When our plans are disrupted it changes not only our present situation, but alters our future. We suffer from a ripple effect that touches not only our desires, but those that are to share our experience. Our normal inclination is to become, agitated, angry, look for someone to blame as our expectations have been needlessly interrupted.
While others contemplate rage and acts of retribution, it occurs to me that had the train been on time, we could have easily been in the path of the 20 ton bolder that now rests on the track. Had it not been for a delay in Billings due to a fueling mishap, we could have been at the bottom of the ravine we follow toward Seattle.

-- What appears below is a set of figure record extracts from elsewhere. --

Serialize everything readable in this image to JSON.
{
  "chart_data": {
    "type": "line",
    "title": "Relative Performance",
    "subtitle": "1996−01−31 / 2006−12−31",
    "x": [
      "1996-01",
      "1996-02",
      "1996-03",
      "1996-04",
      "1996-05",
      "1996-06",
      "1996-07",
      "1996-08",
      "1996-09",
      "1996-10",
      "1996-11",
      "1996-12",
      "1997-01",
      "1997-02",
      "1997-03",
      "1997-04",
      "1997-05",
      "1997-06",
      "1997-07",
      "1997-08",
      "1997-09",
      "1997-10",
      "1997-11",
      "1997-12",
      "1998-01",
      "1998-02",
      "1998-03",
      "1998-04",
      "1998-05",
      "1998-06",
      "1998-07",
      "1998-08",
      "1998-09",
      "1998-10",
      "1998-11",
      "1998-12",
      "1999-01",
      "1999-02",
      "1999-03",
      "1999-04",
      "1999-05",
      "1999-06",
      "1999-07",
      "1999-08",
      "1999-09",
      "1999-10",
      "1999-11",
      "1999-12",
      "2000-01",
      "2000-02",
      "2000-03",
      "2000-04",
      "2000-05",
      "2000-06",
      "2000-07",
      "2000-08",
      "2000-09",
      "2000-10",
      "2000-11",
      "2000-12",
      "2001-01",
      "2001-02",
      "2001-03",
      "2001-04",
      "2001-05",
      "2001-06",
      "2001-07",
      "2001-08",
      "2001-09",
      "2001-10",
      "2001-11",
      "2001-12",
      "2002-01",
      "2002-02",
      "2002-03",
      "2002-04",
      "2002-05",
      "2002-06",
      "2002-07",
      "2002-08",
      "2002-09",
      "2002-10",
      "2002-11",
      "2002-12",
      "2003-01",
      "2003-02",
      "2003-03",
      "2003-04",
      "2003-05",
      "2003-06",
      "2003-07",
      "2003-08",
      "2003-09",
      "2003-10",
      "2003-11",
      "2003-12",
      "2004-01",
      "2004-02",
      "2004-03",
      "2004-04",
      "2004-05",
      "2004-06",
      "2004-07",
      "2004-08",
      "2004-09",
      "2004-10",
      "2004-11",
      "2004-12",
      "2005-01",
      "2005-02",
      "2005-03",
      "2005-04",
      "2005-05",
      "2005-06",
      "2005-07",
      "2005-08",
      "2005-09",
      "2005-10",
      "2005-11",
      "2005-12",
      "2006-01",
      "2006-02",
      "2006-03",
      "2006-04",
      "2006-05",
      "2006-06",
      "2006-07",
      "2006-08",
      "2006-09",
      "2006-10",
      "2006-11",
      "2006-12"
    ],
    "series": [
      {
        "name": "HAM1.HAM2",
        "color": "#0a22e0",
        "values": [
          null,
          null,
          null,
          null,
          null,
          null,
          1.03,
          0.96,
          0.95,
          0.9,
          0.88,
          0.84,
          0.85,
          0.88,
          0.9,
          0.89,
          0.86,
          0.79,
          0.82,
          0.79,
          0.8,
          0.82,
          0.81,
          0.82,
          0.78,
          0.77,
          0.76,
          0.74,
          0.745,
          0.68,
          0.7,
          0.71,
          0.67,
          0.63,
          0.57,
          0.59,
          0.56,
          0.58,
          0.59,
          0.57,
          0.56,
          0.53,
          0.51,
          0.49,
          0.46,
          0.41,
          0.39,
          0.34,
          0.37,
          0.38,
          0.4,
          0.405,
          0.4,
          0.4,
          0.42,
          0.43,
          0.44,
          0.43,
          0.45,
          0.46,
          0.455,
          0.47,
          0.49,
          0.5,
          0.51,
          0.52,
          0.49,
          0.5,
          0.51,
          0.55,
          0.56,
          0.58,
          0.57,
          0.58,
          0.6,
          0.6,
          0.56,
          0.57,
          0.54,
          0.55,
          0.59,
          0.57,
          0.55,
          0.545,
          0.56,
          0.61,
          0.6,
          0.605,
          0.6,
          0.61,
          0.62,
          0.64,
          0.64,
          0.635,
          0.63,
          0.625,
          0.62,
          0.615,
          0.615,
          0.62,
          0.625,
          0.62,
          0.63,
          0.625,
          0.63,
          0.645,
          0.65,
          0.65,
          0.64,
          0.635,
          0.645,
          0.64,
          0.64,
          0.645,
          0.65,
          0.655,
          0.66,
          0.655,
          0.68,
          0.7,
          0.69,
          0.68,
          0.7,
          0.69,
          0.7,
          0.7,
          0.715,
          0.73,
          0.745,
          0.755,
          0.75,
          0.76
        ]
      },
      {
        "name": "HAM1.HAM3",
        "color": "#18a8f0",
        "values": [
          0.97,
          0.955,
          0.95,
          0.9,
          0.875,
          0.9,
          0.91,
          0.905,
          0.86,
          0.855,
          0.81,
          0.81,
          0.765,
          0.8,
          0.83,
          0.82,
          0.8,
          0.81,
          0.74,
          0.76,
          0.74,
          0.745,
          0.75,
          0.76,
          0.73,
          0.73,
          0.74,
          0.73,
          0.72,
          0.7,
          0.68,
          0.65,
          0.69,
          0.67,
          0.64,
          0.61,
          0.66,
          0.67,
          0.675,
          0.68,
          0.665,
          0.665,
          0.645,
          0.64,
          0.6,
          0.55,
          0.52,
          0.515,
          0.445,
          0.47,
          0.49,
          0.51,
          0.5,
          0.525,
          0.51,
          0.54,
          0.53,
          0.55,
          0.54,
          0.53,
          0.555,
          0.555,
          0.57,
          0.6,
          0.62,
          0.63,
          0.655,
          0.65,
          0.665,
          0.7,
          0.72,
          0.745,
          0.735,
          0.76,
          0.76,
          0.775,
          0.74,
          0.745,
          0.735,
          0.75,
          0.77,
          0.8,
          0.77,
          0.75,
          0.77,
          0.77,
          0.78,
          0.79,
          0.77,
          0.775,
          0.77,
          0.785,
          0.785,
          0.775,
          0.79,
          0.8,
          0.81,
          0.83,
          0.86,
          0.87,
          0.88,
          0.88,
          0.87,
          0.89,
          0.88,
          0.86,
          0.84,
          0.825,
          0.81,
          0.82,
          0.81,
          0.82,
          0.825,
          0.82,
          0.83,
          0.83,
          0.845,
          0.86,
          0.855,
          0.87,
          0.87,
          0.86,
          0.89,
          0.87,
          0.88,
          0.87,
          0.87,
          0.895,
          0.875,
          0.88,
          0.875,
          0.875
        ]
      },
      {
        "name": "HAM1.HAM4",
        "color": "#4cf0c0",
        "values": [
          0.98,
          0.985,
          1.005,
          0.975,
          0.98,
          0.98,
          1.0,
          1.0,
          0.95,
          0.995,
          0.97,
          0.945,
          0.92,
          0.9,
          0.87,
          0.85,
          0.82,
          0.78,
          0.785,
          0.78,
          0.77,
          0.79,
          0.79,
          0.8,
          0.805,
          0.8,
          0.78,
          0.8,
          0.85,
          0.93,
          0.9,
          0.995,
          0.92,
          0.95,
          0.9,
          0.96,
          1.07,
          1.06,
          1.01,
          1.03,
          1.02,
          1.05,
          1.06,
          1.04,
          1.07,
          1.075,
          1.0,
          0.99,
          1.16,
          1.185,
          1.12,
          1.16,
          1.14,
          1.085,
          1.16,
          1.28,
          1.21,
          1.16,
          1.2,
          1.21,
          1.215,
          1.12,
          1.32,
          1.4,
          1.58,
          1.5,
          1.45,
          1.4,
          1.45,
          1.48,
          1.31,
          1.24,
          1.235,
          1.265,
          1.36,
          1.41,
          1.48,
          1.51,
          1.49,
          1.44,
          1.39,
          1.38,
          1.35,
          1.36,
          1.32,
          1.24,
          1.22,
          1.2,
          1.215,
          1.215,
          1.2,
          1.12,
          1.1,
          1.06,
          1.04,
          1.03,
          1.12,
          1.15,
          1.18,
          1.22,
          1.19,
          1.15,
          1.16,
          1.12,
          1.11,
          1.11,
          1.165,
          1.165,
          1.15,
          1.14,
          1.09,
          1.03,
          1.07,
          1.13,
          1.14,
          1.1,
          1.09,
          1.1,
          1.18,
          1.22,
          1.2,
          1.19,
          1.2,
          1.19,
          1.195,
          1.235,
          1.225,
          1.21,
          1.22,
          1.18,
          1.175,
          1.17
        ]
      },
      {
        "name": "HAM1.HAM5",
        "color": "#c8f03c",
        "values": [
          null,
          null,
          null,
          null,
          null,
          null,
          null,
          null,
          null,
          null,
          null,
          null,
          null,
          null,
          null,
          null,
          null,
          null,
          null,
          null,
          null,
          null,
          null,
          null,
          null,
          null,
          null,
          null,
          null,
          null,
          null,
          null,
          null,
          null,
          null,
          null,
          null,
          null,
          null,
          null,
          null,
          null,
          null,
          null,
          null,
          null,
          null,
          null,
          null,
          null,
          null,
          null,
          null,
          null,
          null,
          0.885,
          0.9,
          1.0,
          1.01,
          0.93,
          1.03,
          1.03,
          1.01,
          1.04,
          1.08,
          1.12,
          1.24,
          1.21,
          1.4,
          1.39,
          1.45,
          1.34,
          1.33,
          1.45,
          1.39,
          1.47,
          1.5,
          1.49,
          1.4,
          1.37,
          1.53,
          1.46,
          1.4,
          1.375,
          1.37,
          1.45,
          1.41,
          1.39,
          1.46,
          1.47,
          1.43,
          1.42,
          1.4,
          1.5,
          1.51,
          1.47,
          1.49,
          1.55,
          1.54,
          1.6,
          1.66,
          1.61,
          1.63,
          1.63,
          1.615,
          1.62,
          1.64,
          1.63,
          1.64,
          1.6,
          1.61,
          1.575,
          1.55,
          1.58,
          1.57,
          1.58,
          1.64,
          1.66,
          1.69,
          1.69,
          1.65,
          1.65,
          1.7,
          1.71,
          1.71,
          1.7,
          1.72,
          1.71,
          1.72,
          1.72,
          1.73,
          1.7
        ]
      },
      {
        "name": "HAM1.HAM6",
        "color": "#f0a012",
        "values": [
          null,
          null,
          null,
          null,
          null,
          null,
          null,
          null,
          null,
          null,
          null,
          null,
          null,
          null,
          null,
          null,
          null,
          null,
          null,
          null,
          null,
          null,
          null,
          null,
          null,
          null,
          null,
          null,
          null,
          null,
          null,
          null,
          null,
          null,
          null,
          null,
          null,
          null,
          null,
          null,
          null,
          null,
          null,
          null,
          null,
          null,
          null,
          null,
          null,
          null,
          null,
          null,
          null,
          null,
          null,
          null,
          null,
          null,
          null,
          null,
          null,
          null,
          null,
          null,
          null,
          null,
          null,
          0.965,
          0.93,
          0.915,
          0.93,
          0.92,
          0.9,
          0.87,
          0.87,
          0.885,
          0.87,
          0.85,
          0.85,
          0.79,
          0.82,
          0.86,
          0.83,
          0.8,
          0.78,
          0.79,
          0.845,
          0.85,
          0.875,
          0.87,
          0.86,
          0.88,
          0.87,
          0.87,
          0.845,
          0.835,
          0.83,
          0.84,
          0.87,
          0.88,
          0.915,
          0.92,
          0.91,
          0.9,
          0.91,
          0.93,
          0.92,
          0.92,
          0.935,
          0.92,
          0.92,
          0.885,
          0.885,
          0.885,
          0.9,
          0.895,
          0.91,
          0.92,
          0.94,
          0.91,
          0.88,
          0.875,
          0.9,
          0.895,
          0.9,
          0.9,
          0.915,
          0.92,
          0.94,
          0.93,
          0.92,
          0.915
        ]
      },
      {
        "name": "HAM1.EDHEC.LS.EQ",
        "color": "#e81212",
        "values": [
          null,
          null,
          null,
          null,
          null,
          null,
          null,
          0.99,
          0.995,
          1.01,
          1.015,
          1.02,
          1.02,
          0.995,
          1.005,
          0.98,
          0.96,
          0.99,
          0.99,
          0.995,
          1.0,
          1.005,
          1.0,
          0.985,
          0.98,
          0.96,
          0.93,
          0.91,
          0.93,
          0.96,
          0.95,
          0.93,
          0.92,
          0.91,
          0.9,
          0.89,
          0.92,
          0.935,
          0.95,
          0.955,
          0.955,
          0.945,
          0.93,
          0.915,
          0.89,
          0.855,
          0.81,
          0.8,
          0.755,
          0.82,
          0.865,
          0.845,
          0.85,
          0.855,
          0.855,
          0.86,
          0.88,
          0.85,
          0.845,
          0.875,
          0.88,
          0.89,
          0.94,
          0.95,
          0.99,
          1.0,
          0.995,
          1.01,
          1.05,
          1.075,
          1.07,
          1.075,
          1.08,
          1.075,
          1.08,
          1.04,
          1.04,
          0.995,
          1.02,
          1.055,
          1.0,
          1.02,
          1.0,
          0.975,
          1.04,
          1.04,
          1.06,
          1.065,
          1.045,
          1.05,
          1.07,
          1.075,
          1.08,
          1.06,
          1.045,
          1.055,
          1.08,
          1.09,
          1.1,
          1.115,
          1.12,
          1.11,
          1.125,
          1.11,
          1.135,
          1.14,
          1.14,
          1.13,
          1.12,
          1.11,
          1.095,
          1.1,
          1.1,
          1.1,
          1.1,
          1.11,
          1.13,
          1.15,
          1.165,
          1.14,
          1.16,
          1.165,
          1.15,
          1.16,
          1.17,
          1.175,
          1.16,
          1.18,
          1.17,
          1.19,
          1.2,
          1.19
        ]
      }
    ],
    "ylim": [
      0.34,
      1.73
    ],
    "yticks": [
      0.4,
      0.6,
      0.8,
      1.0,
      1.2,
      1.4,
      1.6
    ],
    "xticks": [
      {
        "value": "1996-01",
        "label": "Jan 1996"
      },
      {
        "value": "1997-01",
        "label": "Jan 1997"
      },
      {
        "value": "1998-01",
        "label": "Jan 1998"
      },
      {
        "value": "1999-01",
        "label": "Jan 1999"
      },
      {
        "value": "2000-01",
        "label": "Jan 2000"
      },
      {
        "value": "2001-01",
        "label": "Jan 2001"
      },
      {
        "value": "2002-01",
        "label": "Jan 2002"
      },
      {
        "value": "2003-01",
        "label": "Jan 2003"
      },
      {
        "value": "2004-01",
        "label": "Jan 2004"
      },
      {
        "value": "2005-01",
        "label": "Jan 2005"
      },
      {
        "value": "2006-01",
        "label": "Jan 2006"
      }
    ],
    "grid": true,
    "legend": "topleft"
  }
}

Luck is perceived to be something we believe only befalls others. Rarely do we see that our lives are founded on time and circumstance, which we refuse to accept because it has more to do with our inadequacy to alter the circumstance, than our ability to manage our situation in an environment that has existed long before us, and will continue long afterward. There is no one to blame, fault is not negotiable. Because we believe that we have no control over our situation, does not make it so.
I’m not implying that we sit back and take what is offered without question, but looking for someone or something to blame, is often the result of having given into the impotence we share with a universe that could care less about who or where we are. Perhaps a boulders on the track, a car wreck, a bounced check, or a frightened person behind you, only random events, not a conspiracy intended to keep us from reaching our desired objective. We are at the mercy of time and circumstance, and must learn to live with the consequences, or we will drive ourselves, as well as others, to insanity.
The impatient man behind me just fell onto the floor of the coach. He appears not to be alive; his eyes are fixed on the ceiling above, despite the noise and light. My first impulse is to do something, although I don’t know what I can do. My expertise in resuscitation, if there was any, has long since abandoned the pretense that I am capable of saving anyone, including myself.
#
False alarm. It appears he tripped in his haste to evacuate the coach; it has been rumored that another landslide is likely. I watch as the train car empties; faces contort in terror; bodies push and shove one another as though it is possible to outrun time and circumstance. I do not mean to infer we should do nothing when it comes to our, or others safety, but running into the darkness flanked by a steep ravine does not advocate for the best solution to a perceived problem. Sometimes I think it is better to do nothing than respond to the enticement and comfort of fear.
I find I’m the only one left in the car. The conductor nods his head as he passes, not looking surprised, but rather euphoric as he contemplates the last twenty years of his service to rail travelers and how little circumstance and people have changed.
“Time and circumstance,” I say as I nod in response to his acknowledgement of me. He smiles as the car door wooshes open allowing the darkness to enter and accompany me to the snack bar.